Throughout the book, we learn that Germany struggles with the decisions whether to keep and build these memorials of their hated past. Most citizens would much rather tear them all down and sweep everything under the rug. I was glad to see they decided to keep these memorials because, good or bad, it is part of their past and identity.

Monday, July 5, 2010

The Wall Jumper

The Wall Jumper is a complicated story about a West Berliner's trip to the East to visit some old friends. The book takes place during the period of the Berlin Wall. Throughout the book, short stories are told about people's attempts to jump the wall from one side to the other. However, most of these stories seem to be false and are in fact just myths as the author begins to explain how unlikely it was to just jump the wall back and forth. At the Checkpoint Charlie Museum I read about a boy who attempted to climb the wall and was shot in the middle of "no man's land" and was dragged back to the side he came from. In real life very few people made it to the other side without a Visa. In one of the earlier stories, we learn about a man, Kabe, who jumped the wall fifteen times because he was bored with nothing to do. Doctors said that it was just a "pathological desire to overcome the wall", and this is what the book was basically about. The people of Berlin had a desire to see what life was like on the other side; it was curiosity. During my stay here in Berlin, I have began to notice that the separation that the wall once maintained still feels in existence today. West Berlin is very lively and full of capitalism as it once was, but the East on the other hand was very quiet and had an "old" fell to it. However, the people seem happy about the fact that they can move freely between the two sides now. Even though the fragmentation of the stories made it difficult to read, the book gave me a better understanding of the way Berlin is today.

Friday, July 2, 2010

Nice From A Far But Far From Nice

De-constructivism is a development of the post modernist movement that started in late 1980's. It is characterized by ideas of fragmentation, manipulating surfaces and skins, and a distortion of shapes. It has an unpredictable quality, yet it is controlled chaos.
(Frank Gehry's DG Bank)


From far away, these buildings look cool and take on interesting forms. However, once you get close to it, one begins to see a number of problems with the building. The most common problem I have with these buildings is the joint work at some of the corners. It looks very sloppy to say the least.
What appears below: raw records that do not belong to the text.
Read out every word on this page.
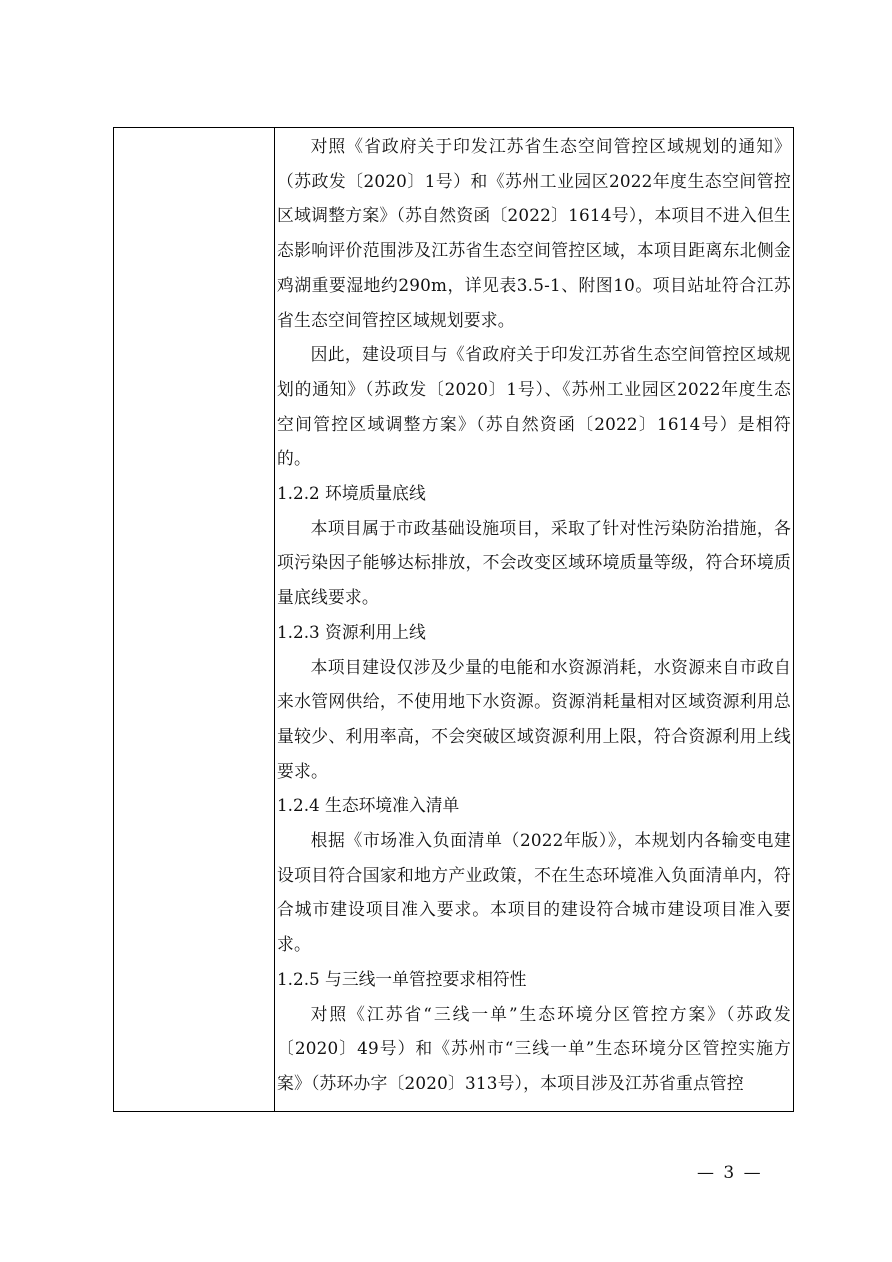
对照《省政府关于印发江苏省生态空间管控区域规划的通知》（苏政发〔2020〕1号）和《苏州工业园区2022年度生态空间管控区域调整方案》（苏自然资函〔2022〕1614号），本项目不进入但生态影响评价范围涉及江苏省生态空间管控区域，本项目距离东北侧金鸡湖重要湿地约290m，详见表3.5-1、附图10。项目站址符合江苏省生态空间管控区域规划要求。

因此，建设项目与《省政府关于印发江苏省生态空间管控区域规划的通知》（苏政发〔2020〕1号）、《苏州工业园区2022年度生态空间管控区域调整方案》（苏自然资函〔2022〕1614号）是相符的。

1.2.2 环境质量底线

本项目属于市政基础设施项目，采取了针对性污染防治措施，各项污染因子能够达标排放，不会改变区域环境质量等级，符合环境质量底线要求。

1.2.3 资源利用上线

本项目建设仅涉及少量的电能和水资源消耗，水资源来自市政自来水管网供给，不使用地下水资源。资源消耗量相对区域资源利用总量较少、利用率高，不会突破区域资源利用上限，符合资源利用上线要求。

1.2.4 生态环境准入清单

根据《市场准入负面清单（2022年版）》，本规划内各输变电建设项目符合国家和地方产业政策，不在生态环境准入负面清单内，符合城市建设项目准入要求。本项目的建设符合城市建设项目准入要求。

1.2.5 与三线一单管控要求相符性

对照《江苏省“三线一单”生态环境分区管控方案》（苏政发〔2020〕49号）和《苏州市“三线一单”生态环境分区管控实施方案》（苏环办字〔2020〕313号），本项目涉及江苏省重点管控

— 3 —
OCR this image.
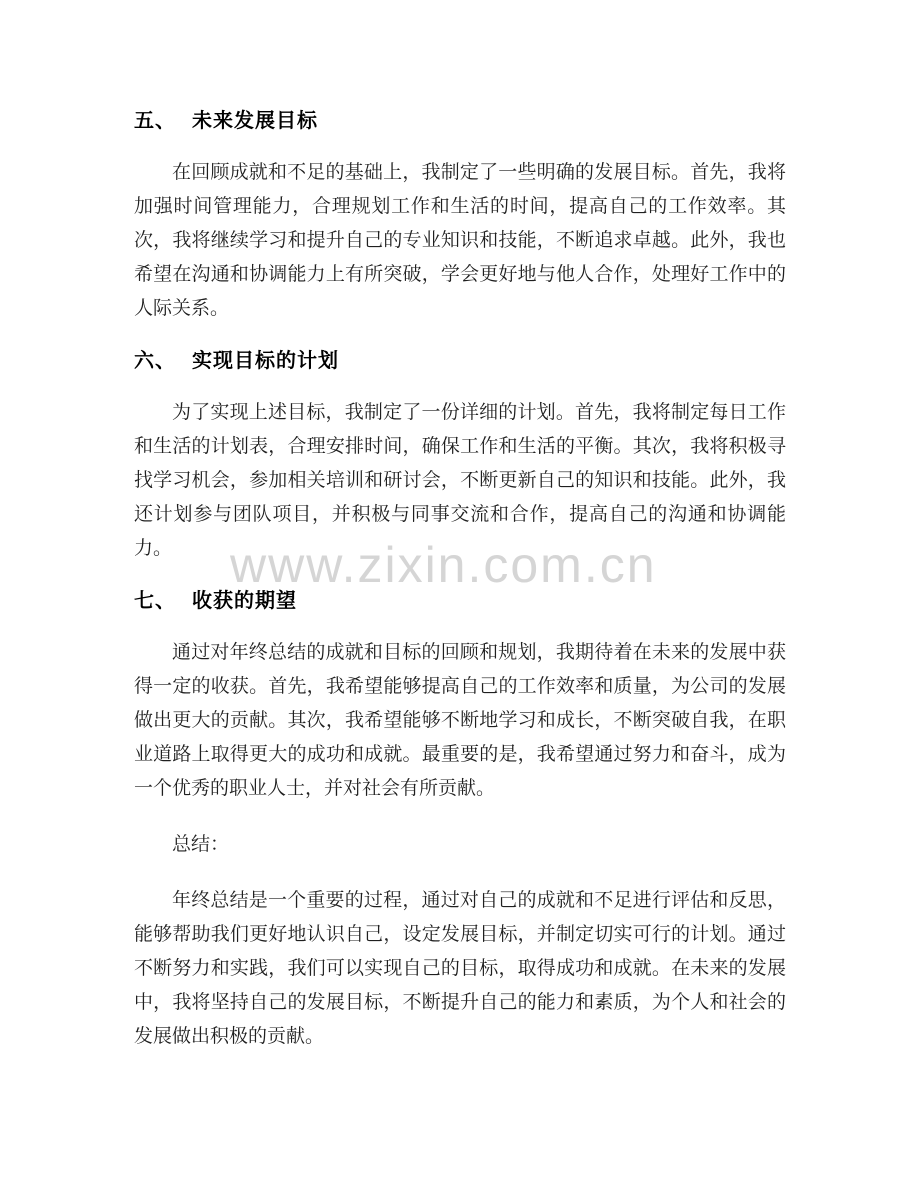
www.zixin.com.cn
五、 未来发展目标

在回顾成就和不足的基础上，我制定了一些明确的发展目标。首先，我将加强时间管理能力，合理规划工作和生活的时间，提高自己的工作效率。其次，我将继续学习和提升自己的专业知识和技能，不断追求卓越。此外，我也希望在沟通和协调能力上有所突破，学会更好地与他人合作，处理好工作中的人际关系。

六、 实现目标的计划

为了实现上述目标，我制定了一份详细的计划。首先，我将制定每日工作和生活的计划表，合理安排时间，确保工作和生活的平衡。其次，我将积极寻找学习机会，参加相关培训和研讨会，不断更新自己的知识和技能。此外，我还计划参与团队项目，并积极与同事交流和合作，提高自己的沟通和协调能力。

七、 收获的期望

通过对年终总结的成就和目标的回顾和规划，我期待着在未来的发展中获得一定的收获。首先，我希望能够提高自己的工作效率和质量，为公司的发展做出更大的贡献。其次，我希望能够不断地学习和成长，不断突破自我，在职业道路上取得更大的成功和成就。最重要的是，我希望通过努力和奋斗，成为一个优秀的职业人士，并对社会有所贡献。

总结：

年终总结是一个重要的过程，通过对自己的成就和不足进行评估和反思，能够帮助我们更好地认识自己，设定发展目标，并制定切实可行的计划。通过不断努力和实践，我们可以实现自己的目标，取得成功和成就。在未来的发展中，我将坚持自己的发展目标，不断提升自己的能力和素质，为个人和社会的发展做出积极的贡献。
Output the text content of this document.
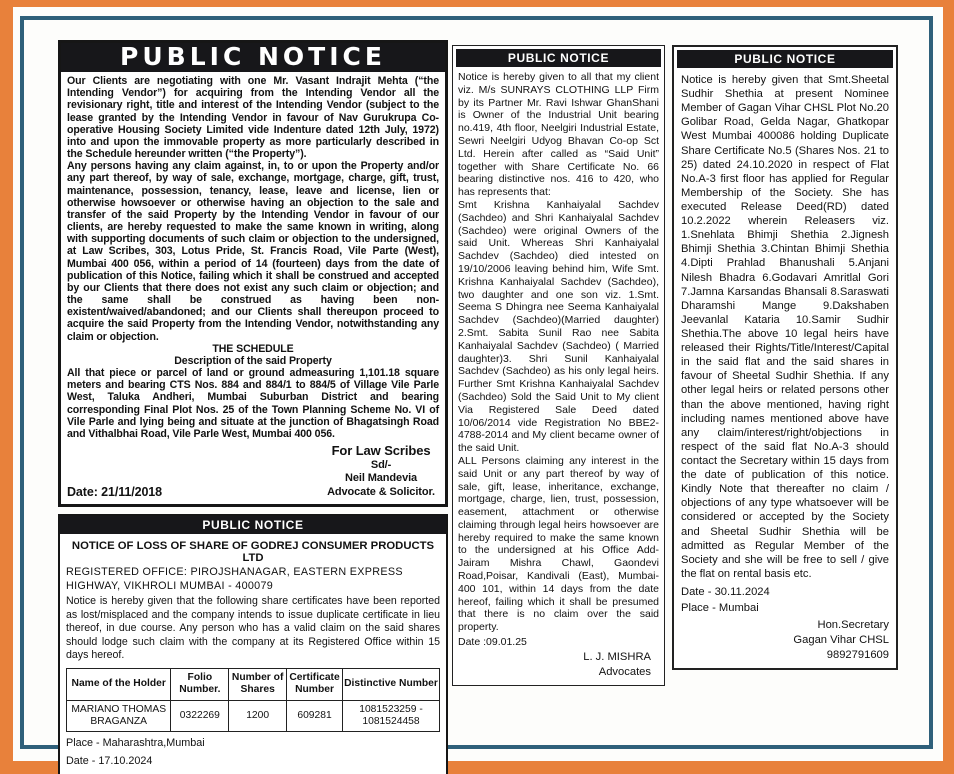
PUBLIC NOTICE

Our Clients are negotiating with one Mr. Vasant Indrajit Mehta (“the Intending Vendor”) for acquiring from the Intending Vendor all the revisionary right, title and interest of the Intending Vendor (subject to the lease granted by the Intending Vendor in favour of Nav Gurukrupa Co-operative Housing Society Limited vide Indenture dated 12th July, 1972) into and upon the immovable property as more particularly described in the Schedule hereunder written (“the Property”).

Any persons having any claim against, in, to or upon the Property and/or any part thereof, by way of sale, exchange, mortgage, charge, gift, trust, maintenance, possession, tenancy, lease, leave and license, lien or otherwise howsoever or otherwise having an objection to the sale and transfer of the said Property by the Intending Vendor in favour of our clients, are hereby requested to make the same known in writing, along with supporting documents of such claim or objection to the undersigned, at Law Scribes, 303, Lotus Pride, St. Francis Road, Vile Parte (West), Mumbai 400 056, within a period of 14 (fourteen) days from the date of publication of this Notice, failing which it shall be construed and accepted by our Clients that there does not exist any such claim or objection; and the same shall be construed as having been non-existent/waived/abandoned; and our Clients shall thereupon proceed to acquire the said Property from the Intending Vendor, notwithstanding any claim or objection.

THE SCHEDULE

Description of the said Property

All that piece or parcel of land or ground admeasuring 1,101.18 square meters and bearing CTS Nos. 884 and 884/1 to 884/5 of Village Vile Parle West, Taluka Andheri, Mumbai Suburban District and bearing corresponding Final Plot Nos. 25 of the Town Planning Scheme No. VI of Vile Parle and lying being and situate at the junction of Bhagatsingh Road and Vithalbhai Road, Vile Parle West, Mumbai 400 056.

Date: 21/11/2018
For Law Scribes
Sd/-
Neil Mandevia
Advocate & Solicitor.
PUBLIC NOTICE

NOTICE OF LOSS OF SHARE OF GODREJ CONSUMER PRODUCTS LTD

REGISTERED OFFICE: PIROJSHANAGAR, EASTERN EXPRESS HIGHWAY, VIKHROLI MUMBAI - 400079

Notice is hereby given that the following share certificates have been reported as lost/misplaced and the company intends to issue duplicate certificate in lieu thereof, in due course. Any person who has a valid claim on the said shares should lodge such claim with the company at its Registered Office within 15 days hereof.

Name of the Holder	Folio Number.	Number of Shares	Certificate Number	Distinctive Number
MARIANO THOMAS BRAGANZA	0322269	1200	609281	1081523259 - 1081524458
Place - Maharashtra,Mumbai
Date - 17.10.2024
PUBLIC NOTICE

Notice is hereby given to all that my client viz. M/s SUNRAYS CLOTHING LLP Firm by its Partner Mr. Ravi Ishwar GhanShani is Owner of the Industrial Unit bearing no.419, 4th floor, Neelgiri Industrial Estate, Sewri Neelgiri Udyog Bhavan Co-op Sct Ltd. Herein after called as “Said Unit” together with Share Certificate No. 66 bearing distinctive nos. 416 to 420, who has represents that:

Smt Krishna Kanhaiyalal Sachdev (Sachdeo) and Shri Kanhaiyalal Sachdev (Sachdeo) were original Owners of the said Unit. Whereas Shri Kanhaiyalal Sachdev (Sachdeo) died intested on 19/10/2006 leaving behind him, Wife Smt. Krishna Kanhaiyalal Sachdev (Sachdeo), two daughter and one son viz. 1.Smt. Seema S Dhingra nee Seema Kanhaiyalal Sachdev (Sachdeo)(Married daughter) 2.Smt. Sabita Sunil Rao nee Sabita Kanhaiyalal Sachdev (Sachdeo) ( Married daughter)3. Shri Sunil Kanhaiyalal Sachdev (Sachdeo) as his only legal heirs. Further Smt Krishna Kanhaiyalal Sachdev (Sachdeo) Sold the Said Unit to My client Via Registered Sale Deed dated 10/06/2014 vide Registration No BBE2-4788-2014 and My client became owner of the said Unit.

ALL Persons claiming any interest in the said Unit or any part thereof by way of sale, gift, lease, inheritance, exchange, mortgage, charge, lien, trust, possession, easement, attachment or otherwise claiming through legal heirs howsoever are hereby required to make the same known to the undersigned at his Office Add- Jairam Mishra Chawl, Gaondevi Road,Poisar, Kandivali (East), Mumbai- 400 101, within 14 days from the date hereof, failing which it shall be presumed that there is no claim over the said property.

Date :09.01.25
L. J. MISHRA
Advocates
PUBLIC NOTICE

Notice is hereby given that Smt.Sheetal Sudhir Shethia at present Nominee Member of Gagan Vihar CHSL Plot No.20 Golibar Road, Gelda Nagar, Ghatkopar West Mumbai 400086 holding Duplicate Share Certificate No.5 (Shares Nos. 21 to 25) dated 24.10.2020 in respect of Flat No.A-3 first floor has applied for Regular Membership of the Society. She has executed Release Deed(RD) dated 10.2.2022 wherein Releasers viz. 1.Snehlata Bhimji Shethia 2.Jignesh Bhimji Shethia 3.Chintan Bhimji Shethia 4.Dipti Prahlad Bhanushali 5.Anjani Nilesh Bhadra 6.Godavari Amritlal Gori 7.Jamna Karsandas Bhansali 8.Saraswati Dharamshi Mange 9.Dakshaben Jeevanlal Kataria 10.Samir Sudhir Shethia.The above 10 legal heirs have released their Rights/Title/Interest/Capital in the said flat and the said shares in favour of Sheetal Sudhir Shethia. If any other legal heirs or related persons other than the above mentioned, having right including names mentioned above have any claim/interest/right/objections in respect of the said flat No.A-3 should contact the Secretary within 15 days from the date of publication of this notice. Kindly Note that thereafter no claim / objections of any type whatsoever will be considered or accepted by the Society and Sheetal Sudhir Shethia will be admitted as Regular Member of the Society and she will be free to sell / give the flat on rental basis etc.

Date - 30.11.2024
Place - Mumbai
Hon.Secretary
Gagan Vihar CHSL
9892791609
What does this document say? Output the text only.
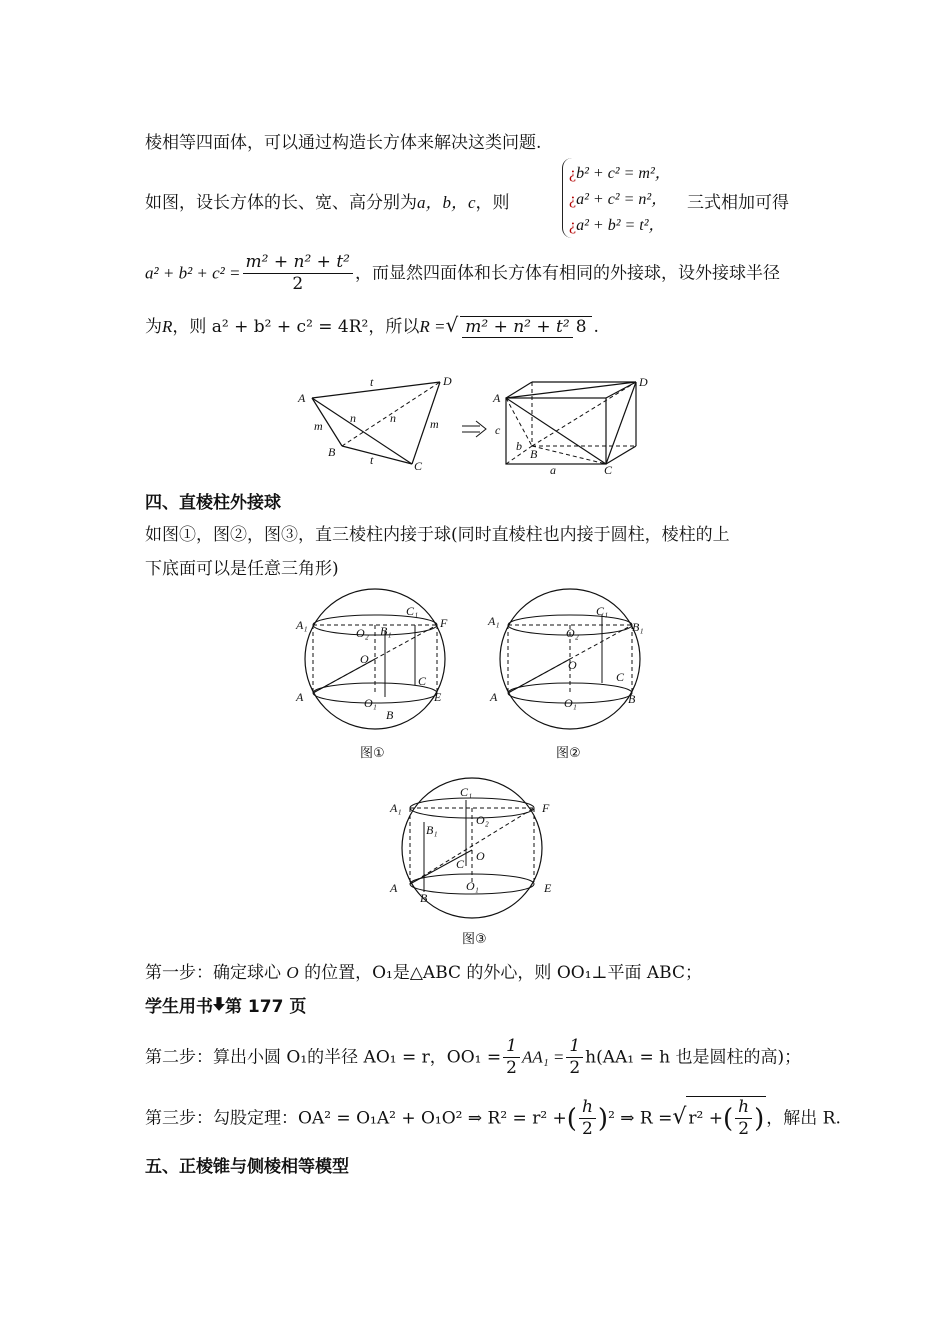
棱相等四面体，可以通过构造长方体来解决这类问题.
如图，设长方体的长、宽、高分别为a，b，c，则
¿b² + c² = m²，
¿a² + c² = n²，
¿a² + b² = t²，
三式相加可得
$a^2 + b^2 + c^2 = \frac{\text{m² + n² + t²}}{2}$ ，而显然四面体和长方体有相同的外接球，设外接球半径
为R，则 a² + b² + c² = 4R²，所以R =√ m² + n² + t² 8 .
A
t	D
m
n	n	m
B
t	C
A
D
c
b
B
a	C
四、直棱柱外接球
如图①，图②，图③，直三棱柱内接于球(同时直棱柱也内接于圆柱，棱柱的上
下底面可以是任意三角形)
A₁
C₁
F
O₂ B₁
O
C
A	O₁	E
B
图①
A₁
C₁
B₁
O₂
O
C
A	O₁	B
图②
A₁
C₁
F
B₁
O₂
O
C
A	O₁	E
B
图③
第一步：确定球心 O 的位置，O₁是△ABC 的外心，则 OO₁⊥平面 ABC；
学生用书 第 177 页
第二步：算出小圆 O₁的半径 AO₁ = r，$OO_1 = \frac{1}{2} AA_1 = \frac{1}{2} h(AA_1 = h$ 也是圆柱的高)；
第三步：勾股定理：OA² = O₁A² + O₁O² ⇒ R² = r² +( $\frac{h}{2} )^2$ ⇒ R =√ r² +( $\frac{h}{2}$ ) ，解出 R.
五、正棱锥与侧棱相等模型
(Coop Himmelbau's UFA Cinema)

Within Coop's Cinema, it felt as if there was a lot of wasted space and also felt cramped in the lobby area. It was very non-photogenic to say the least, but that's just my opinion.











(Zaha Hadid's Vitra Fire Station)
Here at Zaha's Fire Station, most of the doors and windows don't meet the surface evenly causing air to get through the small gaps. They had to install heaters within the floors and walls because it got so cold in the winter. The fire station was only in use for two years. Now the Vitra campus uses it for parties and social gatherings.